Maybe that is an unfair questions, but not because most salespeople are good.  It is an unfair question because half of the blame resides with the customer.  That’s right.  The guy on the other side of the table, the one with the checkbook, the furrowed browed guy who keeps looking at the price page of your proposal?  Yes, that guy.  He has been taught by you and dozens of your peers over the years that he needs to protect his company against you and your ilk, because he thinks that you’re out for yourself, trying to charge as high a price as possible, and will then head off to your condo in Maui for two weeks and ignore his phone calls.

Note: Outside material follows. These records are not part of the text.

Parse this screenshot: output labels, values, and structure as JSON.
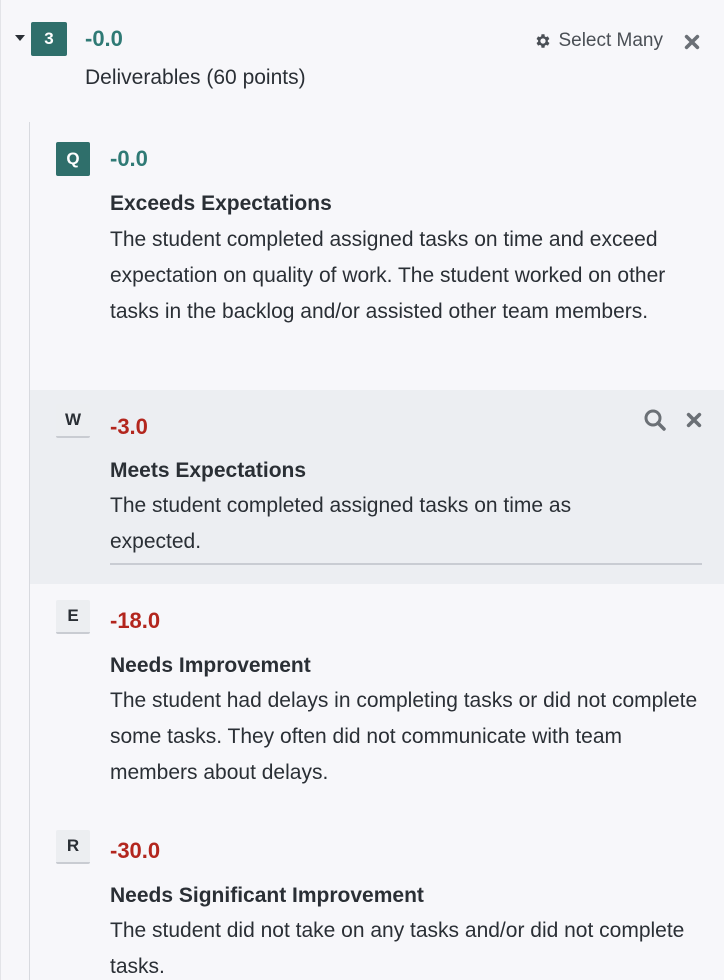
{
  "question": {
    "number": "3",
    "score": "-0.0",
    "title": "Deliverables (60 points)",
    "select_many_label": "Select Many"
  },
  "rubric_items": [
    {
      "key": "Q",
      "score": "-0.0",
      "name": "Exceeds Expectations",
      "description": "The student completed assigned tasks on time and exceed expectation on quality of work. The student worked on other tasks in the backlog and/or assisted other team members."
    },
    {
      "key": "W",
      "score": "-3.0",
      "name": "Meets Expectations",
      "description": "The student completed assigned tasks on time as expected."
    },
    {
      "key": "E",
      "score": "-18.0",
      "name": "Needs Improvement",
      "description": "The student had delays in completing tasks or did not complete some tasks. They often did not communicate with team members about delays."
    },
    {
      "key": "R",
      "score": "-30.0",
      "name": "Needs Significant Improvement",
      "description": "The student did not take on any tasks and/or did not complete tasks."
    }
  ],
  "colors": {
    "accent_teal": "#2f6f6b",
    "score_positive": "#2f7a75",
    "score_negative": "#b3261e"
  }
}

Is it the buyer’s fault that they see salespeople as adversaries instead of partners?  I don’t think so.  But there is a better way forward for salespeople.  If you choose your prospects and clients carefully, if you can develop a relationship to the level where they are willing to learn from you why your product or service is the best overall value, and you can then have them bring you up through their company to the decision makers, then you can dramatically improve your sales and waste far less time.

This is not hard stuff.  I’ve been successful selling this way for decades, and I’m as lazy as a salesman can get.  Maximum results for minimum effort is my goal.  I have taught these skills around the world in various formats, from two day crash courses to week long full immersion courses.  You can get the same information right here (minus the important student interaction portions, unfortunately) on this blog.  So go ahead and bookmark this page and come back to it for the next chapter at least once a week.  I’ll do my best to make it worth your while.

And the car fiasco?  Finally, one dealership figured out how I wanted to buy, followed my format, and sold me the car.  He wasn’t the cheapest, but he made it the easiest for me, and with this purchase, that is what I was looking for.